This pretty mini-mandala comes to us from Hannah, a crocheter from England, for the Mandalas for Marinke remembrance project. Hannah writes,
“I was diagnosed with depression nearly three years ago, and I have been crocheting ever since my “relapse” 18 months ago. I am self-taught and through magazines I learnt of Wink and her amazing designs – and then of this project. My mandala isn’t one of Wink’s designs, but is from a pattern in one of the magazines that keeps my inspiration going. I’ve used oddments from some of my favorite projects and hope the love from them will transfer to this. Good luck Wink; we will miss you. My thoughts are with your family.”
In yesterday’s post, I shared a bit about the depression that author David Foster Wallace struggled with throughout his lifetime. It reminded me a bit about something that author Elizabeth Gilbert has written about in her book Big Magic: Creative Living Beyond Fear, which I wanted to share with you today. It is near the end of the book, when she writes a lot about the myth of The Tormented Artist, and how the idea that genius=madness can be traumatizing to creative work. She notes that of course there are plenty of creative people who struggle with demons of all sorts, including depression, but that she believes that those people create in spite of the demons, not thanks to them.

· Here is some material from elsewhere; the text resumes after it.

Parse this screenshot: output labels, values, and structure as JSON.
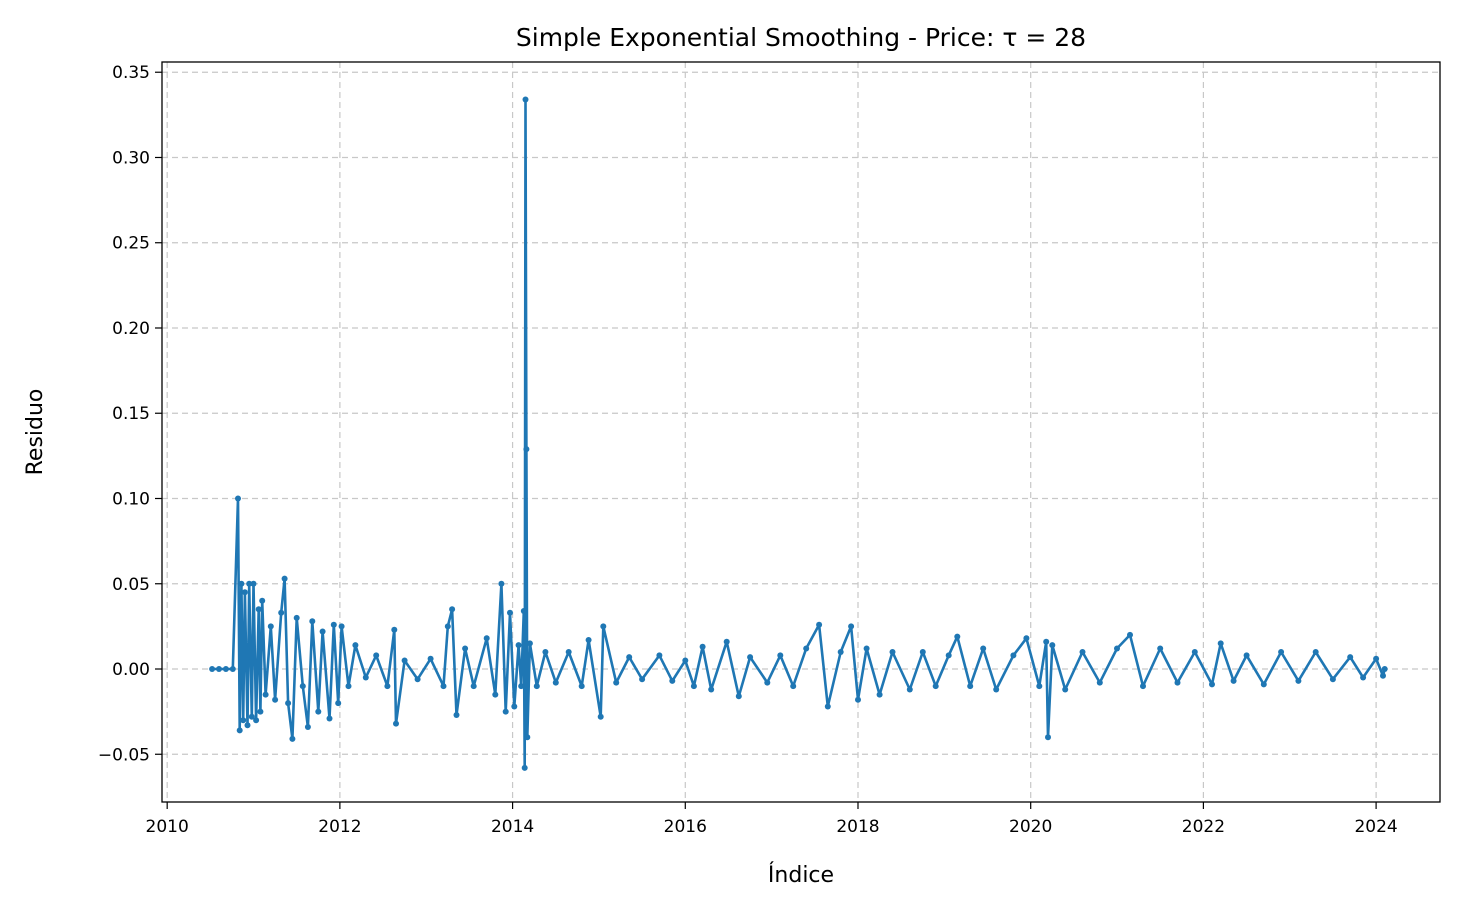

She shares the quote by poet Rainer Marie Rilke that says, “If my devils are to leave me, I’m afraid my angels will take flight, as well.” And then Gilbert wisely says,
“Rilke was a glorious poet, and that line is elegantly rendered, but it’s also severely emotionally warped. I’ve heard that line quoted countless times by creative people who were offering up an excuse as to why they won’t quit drinking, or why they won’t go see a therapist, or why they won’t consider treatment for their depression or anxiety, or why they won’t address their sexual misconduct or their intimacy problems, or why they basically refuse to seek personal healing and growth in any manner whatsoever – because they don’t want to lose their suffering, which they have somehow conflated and confused with their creativity.”
Shortly later she writes,
“What I’ve seen already of pain is plenty, thank you, and I do not raise my hand and ask for more of it. I’ve also been around enough mentally ill people to know better than to sentimentalize madness. What’s more, I’ve passed through enough seasons of depression, anxiety, and shame in my own life to know that such experiences are not particularly generative for me. I have no great love or loyalty for my personal devils, because they have never served me well. During my own periods of misery and instability, I’ve noticed that my creative spirit becomes cramped and suffocated.”
“Emotional pain makes me the opposite of a deep person; it renders my life narrow and thin and isolated. My suffering takes this whole thrilling and gigantic universe and strings it down to the size of my own unhappy head.”
Some people create during depression. Many people, myself included, create in spurts of energy between depressive periods. The point is not that depression will necessarily kill your creativity, but that neither does it nourish it, and that if you hold any sort of romantic notion that you must “suffer for your art”, it is vital to your well-being to release that notion and devote some energy to improving your own mental health. Creativity can and will thrive when you are well.